Another, more fundamental, positive element of these marches is the fact that Latin Americans feel they can protest so freely. In the 1980s most Latin American countries were dictatorships, where any form of dissent was brutally suppressed. That legacy made many Latin Americans understandably cautious about taking to the streets to protest. Now, a generation later, that fear is gone. It’s a sign of the strength of Latin American democracies that its citizens know they can peacefully march against their government and hold their politicians to account.
The protests also reflect positive changes in Latin American society. Since 2000 economic growth lifted an extra 50 million people into Latin America’s middle class. That got lots of investors excited about consumer stocks but it also brought some indirect benefits. Having a bigger chunk of the population that is well educated, relatively wealthy and aspirational creates a more demanding electorate. And we’re starting to see the consequences of that now.
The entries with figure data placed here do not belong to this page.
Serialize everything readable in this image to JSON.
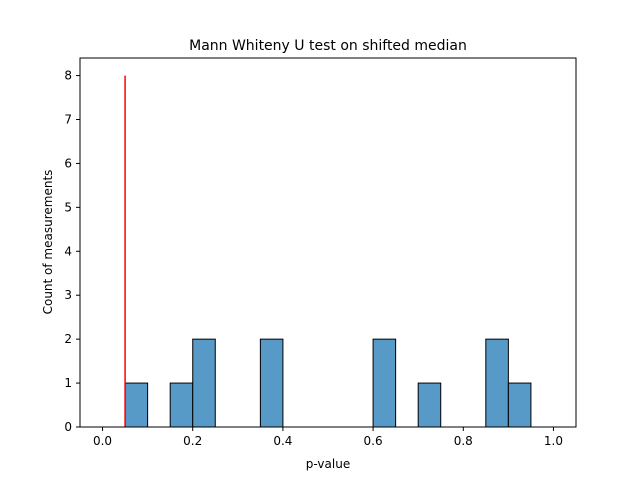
{
  "chart_data": {
    "type": "bar",
    "title": "Mann Whiteny U test on shifted median",
    "xlabel": "p-value",
    "ylabel": "Count of measurements",
    "xlim": [
      -0.05,
      1.05
    ],
    "ylim": [
      0,
      8.4
    ],
    "xticks": [
      0.0,
      0.2,
      0.4,
      0.6,
      0.8,
      1.0
    ],
    "xtick_labels": [
      "0.0",
      "0.2",
      "0.4",
      "0.6",
      "0.8",
      "1.0"
    ],
    "yticks": [
      0,
      1,
      2,
      3,
      4,
      5,
      6,
      7,
      8
    ],
    "ytick_labels": [
      "0",
      "1",
      "2",
      "3",
      "4",
      "5",
      "6",
      "7",
      "8"
    ],
    "bin_width": 0.05,
    "bins": [
      {
        "x0": 0.05,
        "x1": 0.1,
        "count": 1
      },
      {
        "x0": 0.15,
        "x1": 0.2,
        "count": 1
      },
      {
        "x0": 0.2,
        "x1": 0.25,
        "count": 2
      },
      {
        "x0": 0.35,
        "x1": 0.4,
        "count": 2
      },
      {
        "x0": 0.6,
        "x1": 0.65,
        "count": 2
      },
      {
        "x0": 0.7,
        "x1": 0.75,
        "count": 1
      },
      {
        "x0": 0.85,
        "x1": 0.9,
        "count": 2
      },
      {
        "x0": 0.9,
        "x1": 0.95,
        "count": 1
      }
    ],
    "threshold_line": {
      "x": 0.05,
      "y_from": 0,
      "y_to": 8,
      "color": "#ff0000"
    },
    "bar_color": "#5799c7",
    "bar_edge_color": "#000000",
    "grid": false,
    "legend": "none"
  }
}
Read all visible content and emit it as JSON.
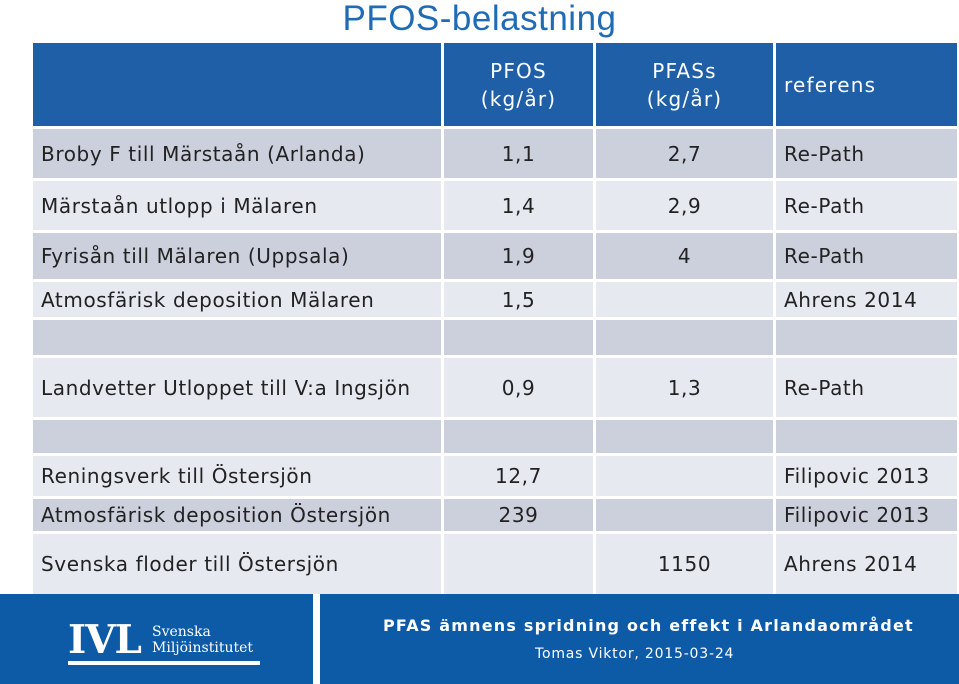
{
  "title": "PFOS-belastning",
  "table": {
    "headers": [
      "",
      "PFOS\n(kg/år)",
      "PFASs\n(kg/år)",
      "referens"
    ],
    "rows": [
      [
        "Broby F till Märstaån (Arlanda)",
        "1,1",
        "2,7",
        "Re-Path"
      ],
      [
        "Märstaån utlopp i Mälaren",
        "1,4",
        "2,9",
        "Re-Path"
      ],
      [
        "Fyrisån till Mälaren (Uppsala)",
        "1,9",
        "4",
        "Re-Path"
      ],
      [
        "Atmosfärisk deposition Mälaren",
        "1,5",
        "",
        "Ahrens 2014"
      ],
      [
        "",
        "",
        "",
        ""
      ],
      [
        "Landvetter Utloppet till V:a Ingsjön",
        "0,9",
        "1,3",
        "Re-Path"
      ],
      [
        "",
        "",
        "",
        ""
      ],
      [
        "Reningsverk till Östersjön",
        "12,7",
        "",
        "Filipovic 2013"
      ],
      [
        "Atmosfärisk deposition Östersjön",
        "239",
        "",
        "Filipovic 2013"
      ],
      [
        "Svenska floder till Östersjön",
        "",
        "1150",
        "Ahrens 2014"
      ]
    ]
  },
  "footer": {
    "logo_text": "IVL",
    "logo_name_line1": "Svenska",
    "logo_name_line2": "Miljöinstitutet",
    "presentation_title": "PFAS ämnens spridning och effekt i Arlandaområdet",
    "author_date": "Tomas Viktor, 2015-03-24"
  },
  "colors": {
    "title": "#1f6bb5",
    "header_bg": "#1f5fa8",
    "row_dark": "#ccd0dd",
    "row_light": "#e7e9f1",
    "footer_bg": "#0d5aa7"
  }
}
Investing through protests
Of course not every single Latin American protest is a beacon of democracy. There are plenty of cases of where demonstrations against a mine or infrastructure project is actually organised by local crime gangs that don’t want development in their area. Or there are other protests that are fuelled by misinformation and rumours – for example the protestors that thought a hydroelectric damn would electrify all the water.
Either way, the fact is that nowadays, in this climate of protest, any infrastructure, mining or energy firm looking to execute a project in Latin America needs to make sure it builds great relations with local communities and has rock solid environmental planning. Massive projects, such as the $5billion Conga copper mine in Peru, have been shelved because of a failure to manage local opposition. So before buying shares of a Latin America-focused firm we need to understand where its operations are, who is opposing it, and what strategy does it have to get the locals onside.
Latin America’s age of protest is, on the whole, a good thing. It shows that democracies are maturing and citizens are holding politicians and institutions to account. So it definitely doesn’t make me any less bullish on the region. However, it’s a reminder that a firm’s ability to build maintain good relations with local communities can make or break a project.